Servlets and JSP pages are the two major types of Web components defined by the J2EE specification. They have specific characteristics and an established lifecycle that is managed by the Web Container.
A servlet is a Java class that implements javax.servlet.Servlet interface. Servlets do not implement this interface directly, rather they extend the following classes that implement it:
· javax.servlet.GenericServlet – these are servlets that are independent of the underlying transport protocol. The developer must take care of implementing the protocol specifics in the servlets code.
· javax.servlet.http.HttpServlet – this in an HTTP-specific implementation of the GenericServlet. This class is designed to provide convenient API to Web application developers who develop servlets that communicate over HTTP. The major difference between the two classes is that the HttpServlet provides HTTP-specific methods such as doGet, doPost and so on, instead of the general service() method of the GenericServlet.
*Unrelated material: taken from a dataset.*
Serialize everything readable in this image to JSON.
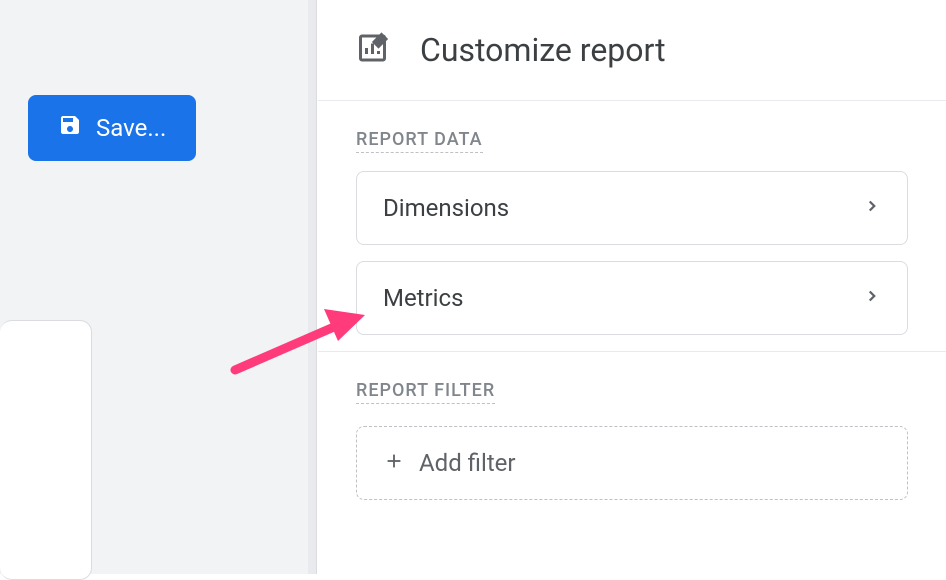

JSP pages are referred to as HTML (or XML) pages that embed Java code, which performs business logic. With the Java code fragments, JSP pages add dynamically generated content by other resources of the Web application to a static Web page. The standard means of inserting Java code are directives, actions and expressions. However, the Java Server Pages 1.2 Specification defines a way of extending the standard means by using JSP tag libraries.
JSP pages need not be compiled to deploy them on the J2EE Engine. The Web Container does that job later, when the first request to a JSP page arrives or when the application starts (depending on how you have configured your Web Container Service. For more information, see Specifying Compilation Time of JSP Files in the Administration Manual).
When describing Java Server Pages, we differentiate between the following two terms:
· JSP file – that is the text-based file with “.jsp” extension that contains the source of the JSP.
· JSP page – more general term that refers mostly to the functions of the corresponding JSP, or the JSP as a component of a particular Web application.